Disease name

Autosomal recessive spondylocostal dysostosis
 Autosomal recessive spondylocostal dysostosis

Marker gene

Gene symbol Chromosome location Protein name
DLL3 19q13.2 Delta-like protein 3
HES7 17p13.1 Transcription factor HES-7
LFNG 7p22.2 Beta-1,3-N-acetylglucosaminyltransferase lunatic fringe
MESP2 15q26.1 Mesoderm posterior protein 2

Prevalence

미상

Inheritance

상염색체 열성

Age of onset

신생아기, 영아기

ICD 10 code

Q76.8

MIM number

277300
608681
609813
613686

Synonym

Jarcho-Levin syndrome

Summary

Autosomal recessive spondylocostal dysostosis (ARSD) is a rare condition of variable severity associated with vertebral and rib segmentation defects and characterised by a short neck with limited mobility, winged scapulae, a short trunk, and short stature with multiple vertebral anomalies at all levels of the spine. The incidence and prevalence are unknown. The disease seems to be more frequent in the Puerto Rican population. ARSD is usually diagnosed in the neonatal period.
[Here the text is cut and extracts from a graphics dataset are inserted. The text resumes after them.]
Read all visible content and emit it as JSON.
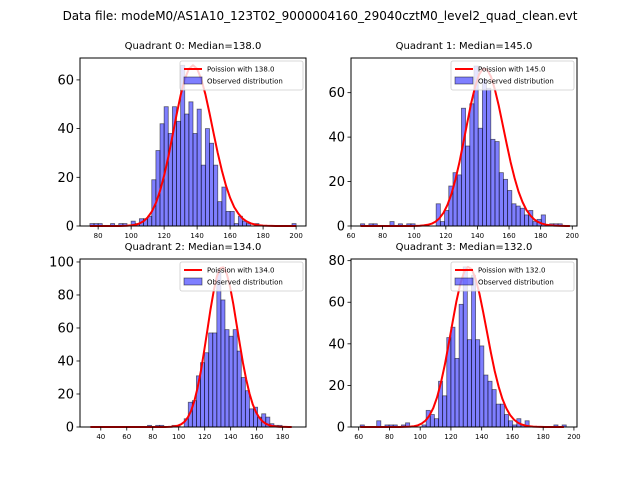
{
  "suptitle": "Data file: modeM0/AS1A10_123T02_9000004160_29040cztM0_level2_quad_clean.evt",
  "chart_data": [
    {
      "type": "bar",
      "title": "Quadrant 0: Median=138.0",
      "xlabel": "",
      "ylabel": "",
      "xlim": [
        69,
        206
      ],
      "ylim": [
        0,
        69
      ],
      "xticks": [
        80,
        100,
        120,
        140,
        160,
        180,
        200
      ],
      "yticks": [
        0,
        20,
        40,
        60
      ],
      "bin_start": 75,
      "bin_width": 2.5,
      "values": [
        1,
        1,
        1,
        0,
        0,
        1,
        0,
        1,
        1,
        0,
        2,
        1,
        3,
        3,
        4,
        19,
        31,
        42,
        49,
        38,
        49,
        43,
        66,
        46,
        51,
        38,
        48,
        25,
        40,
        34,
        25,
        10,
        16,
        6,
        6,
        1,
        4,
        2,
        1,
        0,
        1,
        0,
        0,
        0,
        0,
        0,
        0,
        0,
        0,
        1
      ],
      "poisson_mean": 138.0,
      "poisson_peak": 66,
      "legend": {
        "position": "upper-right",
        "entries": [
          {
            "label": "Poission with 138.0",
            "color": "#ff0000",
            "kind": "line"
          },
          {
            "label": "Observed distribution",
            "color": "#0000ff",
            "kind": "bar"
          }
        ]
      }
    },
    {
      "type": "bar",
      "title": "Quadrant 1: Median=145.0",
      "xlabel": "",
      "ylabel": "",
      "xlim": [
        60,
        203
      ],
      "ylim": [
        0,
        75.6
      ],
      "xticks": [
        60,
        80,
        100,
        120,
        140,
        160,
        180,
        200
      ],
      "yticks": [
        0,
        20,
        40,
        60
      ],
      "bin_start": 66,
      "bin_width": 2.66,
      "values": [
        1,
        0,
        1,
        1,
        0,
        0,
        0,
        2,
        0,
        1,
        0,
        1,
        1,
        0,
        0,
        0,
        0,
        0,
        10,
        2,
        7,
        18,
        24,
        23,
        53,
        36,
        55,
        72,
        44,
        66,
        62,
        39,
        38,
        24,
        21,
        16,
        10,
        9,
        8,
        5,
        7,
        2,
        3,
        5,
        0,
        1,
        1,
        1,
        0,
        0
      ],
      "poisson_mean": 145.0,
      "poisson_peak": 71,
      "legend": {
        "position": "upper-right",
        "entries": [
          {
            "label": "Poission with 145.0",
            "color": "#ff0000",
            "kind": "line"
          },
          {
            "label": "Observed distribution",
            "color": "#0000ff",
            "kind": "bar"
          }
        ]
      }
    },
    {
      "type": "bar",
      "title": "Quadrant 2: Median=134.0",
      "xlabel": "",
      "ylabel": "",
      "xlim": [
        24,
        198
      ],
      "ylim": [
        0,
        101.8
      ],
      "xticks": [
        40,
        60,
        80,
        100,
        120,
        140,
        160,
        180
      ],
      "yticks": [
        0,
        20,
        40,
        60,
        80,
        100
      ],
      "bin_start": 32,
      "bin_width": 3.14,
      "values": [
        0,
        0,
        0,
        0,
        0,
        0,
        0,
        0,
        0,
        0,
        0,
        0,
        0,
        0,
        1,
        0,
        1,
        1,
        0,
        0,
        1,
        1,
        0,
        5,
        15,
        16,
        31,
        39,
        45,
        57,
        57,
        95,
        77,
        59,
        55,
        59,
        46,
        30,
        22,
        11,
        12,
        6,
        8,
        6,
        2,
        1,
        1,
        0,
        0,
        0
      ],
      "poisson_mean": 134.0,
      "poisson_peak": 97,
      "legend": {
        "position": "upper-right",
        "entries": [
          {
            "label": "Poission with 134.0",
            "color": "#ff0000",
            "kind": "line"
          },
          {
            "label": "Observed distribution",
            "color": "#0000ff",
            "kind": "bar"
          }
        ]
      }
    },
    {
      "type": "bar",
      "title": "Quadrant 3: Median=132.0",
      "xlabel": "",
      "ylabel": "",
      "xlim": [
        55,
        202
      ],
      "ylim": [
        0,
        80.8
      ],
      "xticks": [
        60,
        80,
        100,
        120,
        140,
        160,
        180,
        200
      ],
      "yticks": [
        0,
        20,
        40,
        60,
        80
      ],
      "bin_start": 61,
      "bin_width": 2.68,
      "values": [
        1,
        0,
        0,
        0,
        3,
        0,
        1,
        1,
        1,
        0,
        1,
        2,
        0,
        0,
        0,
        1,
        8,
        6,
        4,
        22,
        15,
        43,
        48,
        33,
        59,
        77,
        42,
        73,
        42,
        39,
        25,
        22,
        18,
        11,
        11,
        6,
        3,
        1,
        4,
        1,
        3,
        0,
        0,
        0,
        0,
        0,
        0,
        1,
        0,
        1
      ],
      "poisson_mean": 132.0,
      "poisson_peak": 77,
      "legend": {
        "position": "upper-right",
        "entries": [
          {
            "label": "Poission with 132.0",
            "color": "#ff0000",
            "kind": "line"
          },
          {
            "label": "Observed distribution",
            "color": "#0000ff",
            "kind": "bar"
          }
        ]
      }
    }
  ],
  "colors": {
    "bar_fill": "#0000ff",
    "bar_edge": "#000000",
    "line": "#ff0000"
  }
}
The main skeletal malformations include fusion of the vertebrae, hemivertebrae, and rib fusion with other rib malformations. Deformity of the chest and spine (severe scoliosis, kyphoscoliosis and lordosis) is a natural consequence of these malformations and leads to a dwarf-like appearance. As the thorax is small, infants frequently have respiratory insufficiency and repeated respiratory infections. Anomalies of the central nervous system, genitourinary tract and heart (spina bifida, meningocele, renal and ureteral abnormalities, hypospadias, complex congenital heart disease, atrial septal defect, anomalous pulmonary venous return etc.) have been reported but are not common. Facial dysmorphism and intellectual deficit are occasional features. The disease is inherited as an autosomal recessive trait. So far, four genes, all involved in the Notch signalling pathway - DLL3 (19q13.2), MESP2 (15q26.1), LFNG (7p22.3) and HES7 (17p13.1) - have been identified but mutations in these genes do not account for all of the cases. Diagnosis is clinical and may be supported by ultrasonography and spine radiographs. Prenatal diagnosis is possible using fetal ultrasound. Management includes intensive medical care, bone surgery, and orthopedic treatment. ARSD may cause respiratory insufficiency that may lead to life-threatening complications in the first year of life.